CHAPTER XXIV
DAVID GETS HIS BEAR-SKIN
The cache was reached after a half-hour's walk along the pebbly beach, and as provisions were now plentiful once more, the lake trout was served for dinner in bountiful style with applesauce, desiccated potato, and bannocks,—the latter baked in tin plates before an open fire. The remainder of the day and the night were spent at the cache, since all were in need of rest, and some changes would have to be made in the packs before proceeding to Alder Creek.
Not far away two men were encamped with a large outfit. They said they had come in with sleds and had taken claims on the Kah Sha River; but by the time they were ready to continue toward Dawson City, the ice of the lake was too treacherous for heavy sledding, so they had decided to build a boat. This boat was now finished and lay bottom up on the beach.
It was constructed of spruce boards whip-sawn with great labor from dry tree-trunks, and was tightly calked with oakum and putty, but lacked paint because the builders had brought none. They were confident, however, that the craft would prove water-tight and seaworthy. It was to carry one mast, and they were making a sail out of the fly of their tent. It was also provided with seats, rowlocks, and a rudder. By the time the ice broke up, the two voyagers would be ready to begin their cruise of over fifty miles by lake and river, to the point where they must take the trail.
One of the men asked David if he had any map of the region, and David hunted up a railroad folder which contained a map of Alaska. But on examining it in the light of his own experience he found many serious errors.

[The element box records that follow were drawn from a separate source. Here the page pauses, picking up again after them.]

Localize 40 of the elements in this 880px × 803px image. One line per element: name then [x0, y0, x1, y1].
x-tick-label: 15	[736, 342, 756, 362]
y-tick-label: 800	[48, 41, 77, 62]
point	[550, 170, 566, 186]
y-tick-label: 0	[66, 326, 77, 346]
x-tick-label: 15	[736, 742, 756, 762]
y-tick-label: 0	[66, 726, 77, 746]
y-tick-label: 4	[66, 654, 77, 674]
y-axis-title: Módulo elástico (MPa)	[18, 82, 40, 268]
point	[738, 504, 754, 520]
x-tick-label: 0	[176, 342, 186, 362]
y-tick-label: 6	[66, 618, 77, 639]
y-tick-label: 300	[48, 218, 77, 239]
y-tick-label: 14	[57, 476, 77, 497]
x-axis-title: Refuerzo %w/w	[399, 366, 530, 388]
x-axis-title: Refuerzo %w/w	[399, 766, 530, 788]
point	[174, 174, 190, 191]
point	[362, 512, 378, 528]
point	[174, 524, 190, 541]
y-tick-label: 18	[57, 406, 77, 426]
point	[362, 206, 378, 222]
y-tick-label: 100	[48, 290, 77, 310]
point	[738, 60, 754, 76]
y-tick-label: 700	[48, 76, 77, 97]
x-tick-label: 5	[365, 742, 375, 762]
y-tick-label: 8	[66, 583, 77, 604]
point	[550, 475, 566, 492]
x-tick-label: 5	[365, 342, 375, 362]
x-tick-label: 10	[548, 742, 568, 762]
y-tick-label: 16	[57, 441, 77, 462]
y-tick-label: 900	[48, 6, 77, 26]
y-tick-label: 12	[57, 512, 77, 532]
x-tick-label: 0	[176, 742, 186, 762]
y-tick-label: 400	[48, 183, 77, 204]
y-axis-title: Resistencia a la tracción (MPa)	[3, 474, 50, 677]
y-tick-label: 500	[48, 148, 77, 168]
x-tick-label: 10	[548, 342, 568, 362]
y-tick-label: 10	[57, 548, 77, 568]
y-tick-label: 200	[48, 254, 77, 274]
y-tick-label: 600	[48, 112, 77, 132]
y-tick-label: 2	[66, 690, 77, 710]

Klukshu Lake, for instance, had been confused with some lake farther to the east, and appeared under the name of Lake Maud. Its outlet, instead of flowing from the south end and emptying into the Alsek just above Dalton's Post, was represented as flowing from the north end and reaching the Alsek thirty miles below. Then instead of lying within four miles of Lake Dasar-dee-ash, as he knew to be the fact, it was placed at least twenty-five miles to the east. Lake Dasar-dee-ash appeared of a decidedly wrong shape, and its outlet was made to flow almost directly west, instead of northward, as it did for many miles. As for all the smaller lakes he had seen, the large stream flowing into Dasar-dee-ash from the east, which they had crossed on the jam of logs, and the Kah Sha River and its tributaries, they were nowhere to be found,—all of which went to show how little was known in the outside world of the region into which they had penetrated.
David therefore drew a rude but reliable map of the trail, to which he added from time to time as his travels warranted.
Toward the middle of the afternoon, when the boys had finished cleaning the rifle and shot-gun, Coffee Jack, who had been roaming through the woods for no apparent purpose, came running breathlessly into camp, shouting, "Beer! beer!" and pointing straight behind him.
"Beer?" said Roly, with a laugh. "What in the world does he mean? There can't be any beer in this neighborhood."